Model Validation

The measurement uncertainty of experimentally determined data is determined in the usual way from the standard deviation in repeat experiments and the estimation of systematic measurement deviation (DIN1319-3). The confidence interval of input data taken from databases is estimated by comparison with known data or calculated from the variation of the respective value in different sources. Scripts created at the HTL are used for the automatic evaluation of numerous data sources. When processing the data with analytical models, error propagation is calculated according to DIN1319-4. Statistical methods are used to determine parameter uncertainty when determining model parameters by fitting procedures. Sensitivity analyses are used when processing the data in simulation programs to determine the effects of its uncertainties on the simulation result.

The validation of the simulation is carried out in two stages. First, it is checked whether the generated microstructure models accurately correspond to the microstructures of real materials. For comparison, chord length analyses are carried out on both synthetic representative volume elements (RVE) and binarized cross-sectional images of real materials. The latter are usually obtained from scanning electron microscopy images of polished sections using in-house algorithms. With the chord length analyses, all relevant structural features can be checked: phase fractions, interfacial fractions, size distributions. Once the correct representation of the real structure is ensured, the material properties of the RVE are calculated in an FE model. After homogenization, they are compared with the material properties measured on the real material. As a rule of thumb, deviations are within a few percent for accurate input data. However, the material properties of individual phases and interfaces are often insufficiently known.

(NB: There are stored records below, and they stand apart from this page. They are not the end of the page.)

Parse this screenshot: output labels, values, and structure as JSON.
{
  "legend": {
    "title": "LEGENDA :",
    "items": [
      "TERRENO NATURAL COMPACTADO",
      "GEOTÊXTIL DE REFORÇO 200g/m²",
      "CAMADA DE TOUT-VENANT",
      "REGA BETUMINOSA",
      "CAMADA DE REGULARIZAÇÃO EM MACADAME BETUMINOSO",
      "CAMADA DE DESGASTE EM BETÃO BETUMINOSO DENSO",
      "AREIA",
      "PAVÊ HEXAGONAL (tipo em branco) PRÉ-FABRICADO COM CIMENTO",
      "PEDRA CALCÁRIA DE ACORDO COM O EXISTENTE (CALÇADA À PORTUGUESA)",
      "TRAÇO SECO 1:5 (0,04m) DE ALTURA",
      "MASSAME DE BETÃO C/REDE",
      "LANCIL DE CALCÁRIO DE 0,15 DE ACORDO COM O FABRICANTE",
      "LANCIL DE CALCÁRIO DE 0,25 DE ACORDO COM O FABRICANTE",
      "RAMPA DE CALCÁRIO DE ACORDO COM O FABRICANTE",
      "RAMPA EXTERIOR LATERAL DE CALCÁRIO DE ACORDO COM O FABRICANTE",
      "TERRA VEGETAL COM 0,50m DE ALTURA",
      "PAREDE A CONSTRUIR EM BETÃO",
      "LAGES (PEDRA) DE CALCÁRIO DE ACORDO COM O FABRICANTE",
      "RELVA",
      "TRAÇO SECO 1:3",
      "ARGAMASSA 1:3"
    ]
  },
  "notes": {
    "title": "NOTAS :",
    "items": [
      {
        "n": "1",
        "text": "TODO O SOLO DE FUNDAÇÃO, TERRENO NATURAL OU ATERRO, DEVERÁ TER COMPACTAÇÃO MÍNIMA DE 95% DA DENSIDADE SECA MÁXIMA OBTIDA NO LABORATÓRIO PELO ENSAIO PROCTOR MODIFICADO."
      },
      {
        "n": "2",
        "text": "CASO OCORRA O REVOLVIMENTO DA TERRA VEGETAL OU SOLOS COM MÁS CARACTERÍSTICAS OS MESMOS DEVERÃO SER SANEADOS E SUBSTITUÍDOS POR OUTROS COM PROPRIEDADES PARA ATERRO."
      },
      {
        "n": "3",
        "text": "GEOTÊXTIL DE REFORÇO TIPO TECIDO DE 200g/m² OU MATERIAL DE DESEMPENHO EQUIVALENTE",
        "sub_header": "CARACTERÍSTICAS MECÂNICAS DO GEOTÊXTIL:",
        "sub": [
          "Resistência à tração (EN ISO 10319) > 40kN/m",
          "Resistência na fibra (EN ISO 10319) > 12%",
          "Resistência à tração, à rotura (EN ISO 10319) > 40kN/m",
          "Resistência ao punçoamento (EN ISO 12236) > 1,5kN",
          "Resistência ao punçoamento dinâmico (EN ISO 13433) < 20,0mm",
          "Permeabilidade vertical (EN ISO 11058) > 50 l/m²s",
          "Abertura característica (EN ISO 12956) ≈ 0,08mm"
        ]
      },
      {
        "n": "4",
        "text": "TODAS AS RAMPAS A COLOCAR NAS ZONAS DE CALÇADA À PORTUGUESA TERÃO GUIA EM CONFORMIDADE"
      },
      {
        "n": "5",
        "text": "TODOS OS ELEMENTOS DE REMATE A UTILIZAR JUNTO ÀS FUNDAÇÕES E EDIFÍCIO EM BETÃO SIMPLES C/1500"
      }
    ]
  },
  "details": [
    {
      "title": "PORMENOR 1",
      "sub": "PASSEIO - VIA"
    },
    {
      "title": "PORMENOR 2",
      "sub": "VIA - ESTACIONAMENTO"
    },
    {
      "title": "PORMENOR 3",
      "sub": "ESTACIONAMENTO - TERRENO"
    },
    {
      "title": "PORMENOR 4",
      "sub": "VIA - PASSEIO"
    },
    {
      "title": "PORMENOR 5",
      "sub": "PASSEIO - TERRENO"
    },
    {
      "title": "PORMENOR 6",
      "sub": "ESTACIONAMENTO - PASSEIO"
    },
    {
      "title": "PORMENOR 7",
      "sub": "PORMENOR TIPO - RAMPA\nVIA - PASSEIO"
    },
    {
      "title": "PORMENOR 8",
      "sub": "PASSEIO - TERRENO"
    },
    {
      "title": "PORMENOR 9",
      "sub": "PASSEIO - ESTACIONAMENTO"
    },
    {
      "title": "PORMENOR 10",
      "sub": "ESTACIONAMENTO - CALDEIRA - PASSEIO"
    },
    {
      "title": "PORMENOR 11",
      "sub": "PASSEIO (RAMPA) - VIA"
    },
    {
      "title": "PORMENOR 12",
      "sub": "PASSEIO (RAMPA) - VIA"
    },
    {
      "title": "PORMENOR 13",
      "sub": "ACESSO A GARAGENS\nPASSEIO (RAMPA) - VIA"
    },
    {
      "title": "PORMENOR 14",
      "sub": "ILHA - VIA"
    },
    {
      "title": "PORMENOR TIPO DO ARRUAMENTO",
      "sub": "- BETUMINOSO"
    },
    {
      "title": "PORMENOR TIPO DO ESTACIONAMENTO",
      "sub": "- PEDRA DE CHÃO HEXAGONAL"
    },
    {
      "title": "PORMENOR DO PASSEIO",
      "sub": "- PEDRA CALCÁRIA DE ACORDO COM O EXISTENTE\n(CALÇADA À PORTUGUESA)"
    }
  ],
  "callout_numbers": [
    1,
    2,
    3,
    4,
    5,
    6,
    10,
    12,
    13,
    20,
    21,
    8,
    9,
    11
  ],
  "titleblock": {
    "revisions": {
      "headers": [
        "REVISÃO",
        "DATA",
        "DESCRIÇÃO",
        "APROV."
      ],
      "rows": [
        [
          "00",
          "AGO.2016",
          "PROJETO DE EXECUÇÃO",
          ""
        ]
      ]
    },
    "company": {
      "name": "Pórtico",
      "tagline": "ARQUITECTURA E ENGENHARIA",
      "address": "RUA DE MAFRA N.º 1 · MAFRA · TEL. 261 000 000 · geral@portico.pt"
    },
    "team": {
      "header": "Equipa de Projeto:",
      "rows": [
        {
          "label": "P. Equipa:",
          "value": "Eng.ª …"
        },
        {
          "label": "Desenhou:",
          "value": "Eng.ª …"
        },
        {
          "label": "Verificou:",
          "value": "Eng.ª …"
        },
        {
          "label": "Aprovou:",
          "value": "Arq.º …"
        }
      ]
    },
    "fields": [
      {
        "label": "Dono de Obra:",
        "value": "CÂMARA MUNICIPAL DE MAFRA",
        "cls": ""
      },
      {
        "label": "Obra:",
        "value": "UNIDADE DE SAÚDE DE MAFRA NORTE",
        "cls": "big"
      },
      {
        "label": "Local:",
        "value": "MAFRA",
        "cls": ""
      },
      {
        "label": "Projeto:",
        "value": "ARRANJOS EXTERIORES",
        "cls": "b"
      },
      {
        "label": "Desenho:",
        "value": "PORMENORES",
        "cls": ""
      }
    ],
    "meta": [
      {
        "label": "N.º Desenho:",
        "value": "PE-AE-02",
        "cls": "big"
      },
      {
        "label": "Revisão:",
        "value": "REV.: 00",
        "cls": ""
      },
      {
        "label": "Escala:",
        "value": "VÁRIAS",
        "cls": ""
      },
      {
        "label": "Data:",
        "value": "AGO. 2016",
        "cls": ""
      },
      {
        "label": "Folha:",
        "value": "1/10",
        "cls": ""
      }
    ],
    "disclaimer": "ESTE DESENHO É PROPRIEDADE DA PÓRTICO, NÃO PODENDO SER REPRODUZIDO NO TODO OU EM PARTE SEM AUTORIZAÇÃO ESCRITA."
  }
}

In this case, inverse simulation methods are used to determine the input data and to reduce the predictive uncertainty.

The local material changes in the component that occur during the heat treatment process are described by a kinetic model. This model is based on in-situ measurement data obtained from specialized measuring furnaces. The so-called Kinetic-Field method has proven particularly suitable for deriving robust predictions from measurement data. The in-situ measurement quantity is selected as the material property that can capture the relevant material change with the highest resolution. For gas-phase reactions, this is often the weight change of a sample, and for sintering processes, it is the dimensional change. The data basis is created through simple temperature-time cycles, e.g., with different constant heating rates. Measurement uncertainties are extracted from the noise in the in-situ measurement data. Then, so-called isolines are determined, which connect all points at the same reaction level according to simple, mostly linear models. The confidence interval of the parameters for describing the isolines is determined from the measurement uncertainty of the primary data. The validation of the kinetic models is carried out by comparing experiments and simulations in randomly generated temperature-time cycles. The scaling up of the heat treatment to component size is performed using finite element simulations. It requires additional material properties that depend on temperature and reaction level and are subject to measurement uncertainties. Here, as well, model uncertainties can be determined through sensitivity analyses if necessary. The validation of the simulations is carried out at the HTL's thermooptical measuring furnaces by conducting in-situ measurements on large samples and comparing them with the predictions from the simulation.

The central task of the digital twin is heat management within production furnaces. The furnace models must accurately consider heat transfer by conduction, radiation, and convection. The first step in creating a reliable model is the collection of high-temperature data for the furnace materials. Therefore, at the HTL, measurement methods are developed to accurately capture thermophysical material properties even at high temperatures. The measurement volumes are adjusted to allow for the representative measurement of heterogeneous materials typical in refractory applications. Examples include thermal conductivity and emissivity. If necessary, the measurement data are supplemented by literature data or manufacturer specifications. In the second step, the simulation of individual heat transfer mechanisms is validated. For this purpose, special test rigs are developed at the HTL, including:

• a radiation channel for radiation heat transfer with flexibly arranged radiation barriers
• a flow channel for convective heat transfer with flexibly arranged flow barriers
• a heat flux testing facility for measuring heat conduction in multi-layered furnace insulation.

In the final step, the digital twin of the furnace is validated on continuous or discontinuous production furnaces by comparing the simulation results with sensor data from the real furnaces. The mobile furnace testing facility of the HTL can be used for measurement purposes.